Carl, absorbed in watching a spider spinning its web at the window, did not notice Faith’s legs. She walked home with her father after church and he never noticed them. She got on the hated striped stockings before Jerry and Una arrived, so that for the time being none of the occupants of the manse knew what she had done. But nobody else in Glen St. Mary was ignorant of it. The few who had not seen soon heard. Nothing else was talked of on the way home from church. Mrs. Alec Davis said it was only what she expected, and the next thing you would see some of those young ones coming to church with no clothes on at all. The president of the Ladies’ Aid decided that she would bring the matter up at the next Aid meeting, and suggest that they wait in a body on the minister and protest. Miss Cornelia said that she, for her part, gave up. There was no use worrying over the manse fry any longer. Even Mrs. Dr. Blythe felt a little shocked, though she attributed the occurrence solely to Faith’s forgetfulness. Susan could not immediately begin knitting stockings for Faith because it was Sunday, but she had one set up before any one else was out of bed at Ingleside the next morning.
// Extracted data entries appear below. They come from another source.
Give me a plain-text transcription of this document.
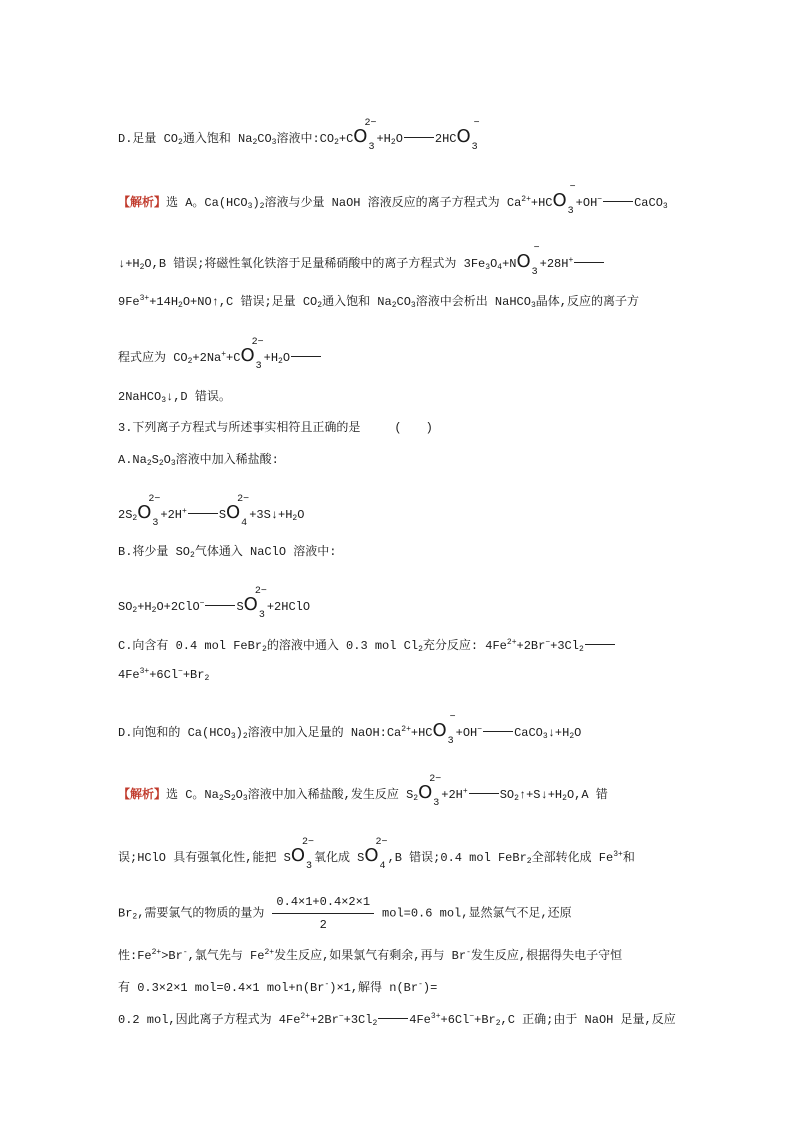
D.足量 $CO_2$通入饱和 $Na_2CO_3$溶液中$:CO_2+CO$
2−
3
$+H_2O$	2HCO
−
3
【解析】选 A。$Ca(HCO_3)_2$溶液与少量 NaOH 溶液反应的离子方程式为 $Ca^{2+}+HCO$
−
3
+OH−	CaCO$_3$
$↓+H_2O,B$ 错误;将磁性氧化铁溶于足量稀硝酸中的离子方程式为 $3Fe_3O_4+NO$
−
3
+28H+
$9Fe^{3+}+14H_2O+NO↑,C$ 错误;足量 $CO_2$通入饱和 $Na_2CO_3$溶液中会析出 NaHCO$_3$晶体,反应的离子方
程式应为 $CO_2+2Na^++CO$
2−
3
$+H_2O$
2NaHCO$_3$↓,D 错误。
3.下列离子方程式与所述事实相符且正确的是	(　　)
$A.Na_2S_2O_3$溶液中加入稀盐酸:
$2S_2O$
2−
3
+2H+	SO
2−
4
$+3S↓+H_2O$
B.将少量 $SO_2$气体通入 NaClO 溶液中:
$SO_2+H_2O+2ClO^-$	SO
2−
3
+2HClO
C.向含有 0.4 mol FeBr$_2$的溶液中通入 0.3 mol $Cl_2$充分反应: $4Fe^{2+}+2Br^-+3Cl_2$
$4Fe^{3+}+6Cl^-+Br_2$
D.向饱和的 $Ca(HCO_3)_2$溶液中加入足量的 $NaOH:Ca^{2+}+HCO$
−
3
+OH−	$CaCO_3↓+H_2O$
【解析】选 C。$Na_2S_2O_3$溶液中加入稀盐酸,发生反应 $S_2O$
2−
3
+2H+	$SO_2↑+S↓+H_2O,A$ 错
误;HClO 具有强氧化性,能把 SO
2−
3
氧化成 SO
2−
4
,B 错误;0.4 mol FeBr$_2$全部转化成 $Fe^{3+}$和
$Br_2$,需要氯气的物质的量为 $\frac{0.4\times 1+0.4\times 2\times 1}{2} mol=0.6$ mol,显然氯气不足,还原
性$:Fe^{2+}>Br^-$,氯气先与 $Fe^{2+}$发生反应,如果氯气有剩余,再与 Br-发生反应,根据得失电子守恒
有 0.3×2×1 mol=0.4×1 mol+n(Br-)×1,解得 n(Br-)=
0.2 mol,因此离子方程式为 $4Fe^{2+}+2Br^-+3Cl_2$	$4Fe^{3+}+6Cl^-+Br_2,C$ 正确;由于 NaOH 足量,反应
“You need not tell me anything but that it was old Martha’s fault, Mrs. Dr. dear.” she told Anne. “I suppose that poor little child had no decent stockings to wear. I suppose every stocking she had was in holes, as you know very well they generally are. And I think, Mrs. Dr. dear, that the Ladies’ Aid would be better employed in knitting some for them than in fighting over the new carpet for the pulpit platform. I am not a Ladies’ Aider, but I shall knit Faith two pairs of stockings, out of this nice black yarn, as fast as my fingers can move and that you may tie to. Never shall I forget my sensations, Mrs. Dr. dear, when I saw a minister’s child walking up the aisle of our church with no stockings on. I really did not know what way to look.”
“And the church was just full of Methodists yesterday, too,” groaned Miss Cornelia, who had come up to the Glen to do some shopping and run into Ingleside to talk the affair over. “I don’t know how it is, but just as sure as those manse children do something especially awful the church is sure to be crowded with Methodists. I thought Mrs. Deacon Hazard’s eyes would drop out of her head. When she came out of church she said, ’Well, that exhibition was no more than decent. I do pity the Presbyterians.’ And we just had to take it. There was nothing one could say.”
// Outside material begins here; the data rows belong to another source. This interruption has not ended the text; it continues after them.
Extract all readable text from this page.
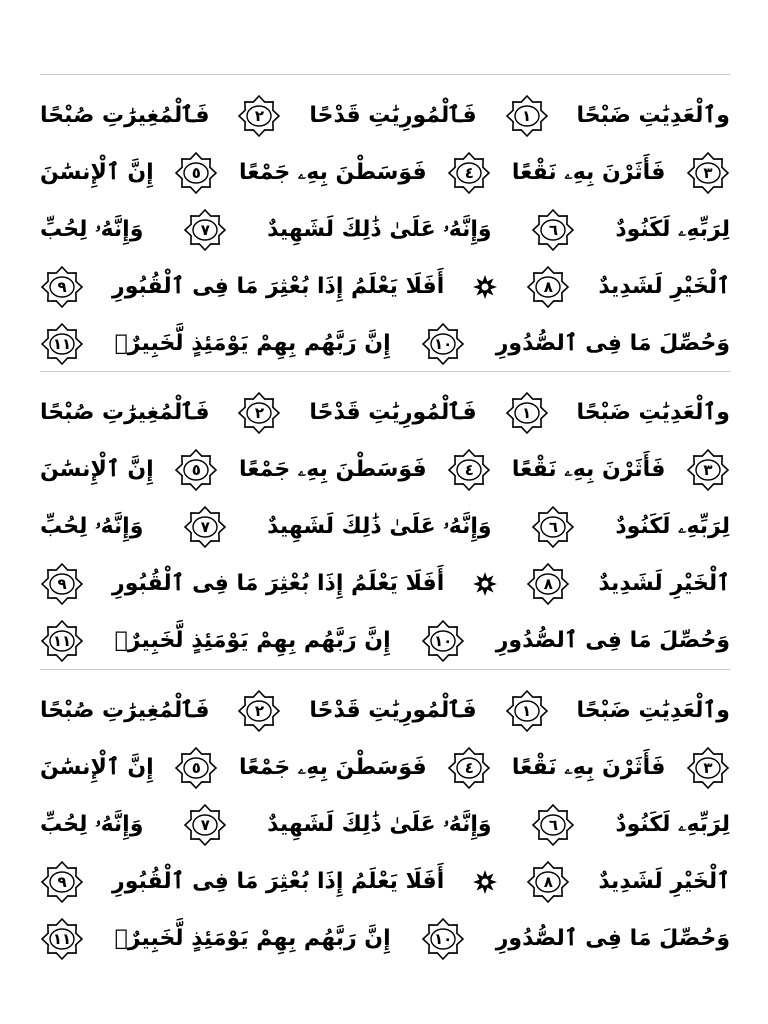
وٱلْعَدِيَٰتِ ضَبْحًا
١
فَٱلْمُورِيَٰتِ قَدْحًا
٢
فَٱلْمُغِيرَٰتِ صُبْحًا
٣
فَأَثَرْنَ بِهِۦ نَقْعًا
٤
فَوَسَطْنَ بِهِۦ جَمْعًا
٥
إِنَّ ٱلْإِنسَٰنَ
لِرَبِّهِۦ لَكَنُودٌ
٦
وَإِنَّهُۥ عَلَىٰ ذَٰلِكَ لَشَهِيدٌ
٧
وَإِنَّهُۥ لِحُبِّ
ٱلْخَيْرِ لَشَدِيدٌ
٨
أَفَلَا يَعْلَمُ إِذَا بُعْثِرَ مَا فِى ٱلْقُبُورِ
٩
وَحُصِّلَ مَا فِى ٱلصُّدُورِ
١٠
إِنَّ رَبَّهُم بِهِمْ يَوْمَئِذٍ لَّخَبِيرٌۢ
١١
وٱلْعَدِيَٰتِ ضَبْحًا
١
فَٱلْمُورِيَٰتِ قَدْحًا
٢
فَٱلْمُغِيرَٰتِ صُبْحًا
٣
فَأَثَرْنَ بِهِۦ نَقْعًا
٤
فَوَسَطْنَ بِهِۦ جَمْعًا
٥
إِنَّ ٱلْإِنسَٰنَ
لِرَبِّهِۦ لَكَنُودٌ
٦
وَإِنَّهُۥ عَلَىٰ ذَٰلِكَ لَشَهِيدٌ
٧
وَإِنَّهُۥ لِحُبِّ
ٱلْخَيْرِ لَشَدِيدٌ
٨
أَفَلَا يَعْلَمُ إِذَا بُعْثِرَ مَا فِى ٱلْقُبُورِ
٩
وَحُصِّلَ مَا فِى ٱلصُّدُورِ
١٠
إِنَّ رَبَّهُم بِهِمْ يَوْمَئِذٍ لَّخَبِيرٌۢ
١١
وٱلْعَدِيَٰتِ ضَبْحًا
١
فَٱلْمُورِيَٰتِ قَدْحًا
٢
فَٱلْمُغِيرَٰتِ صُبْحًا
٣
فَأَثَرْنَ بِهِۦ نَقْعًا
٤
فَوَسَطْنَ بِهِۦ جَمْعًا
٥
إِنَّ ٱلْإِنسَٰنَ
لِرَبِّهِۦ لَكَنُودٌ
٦
وَإِنَّهُۥ عَلَىٰ ذَٰلِكَ لَشَهِيدٌ
٧
وَإِنَّهُۥ لِحُبِّ
ٱلْخَيْرِ لَشَدِيدٌ
٨
أَفَلَا يَعْلَمُ إِذَا بُعْثِرَ مَا فِى ٱلْقُبُورِ
٩
وَحُصِّلَ مَا فِى ٱلصُّدُورِ
١٠
إِنَّ رَبَّهُم بِهِمْ يَوْمَئِذٍ لَّخَبِيرٌۢ
١١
“There was something I could have said, Mrs. Dr. dear, if I had heard her,” said Susan grimly. “I would have said, for one thing, that in my opinion clean bare legs were quite as decent as holes. And I would have said, for another, that the Presbyterians did not feel greatly in need of pity seeing that they had a minister who could preach and the Methodists had not. I could have squelched Mrs. Deacon Hazard, Mrs. Dr dear, and that you may tie to.”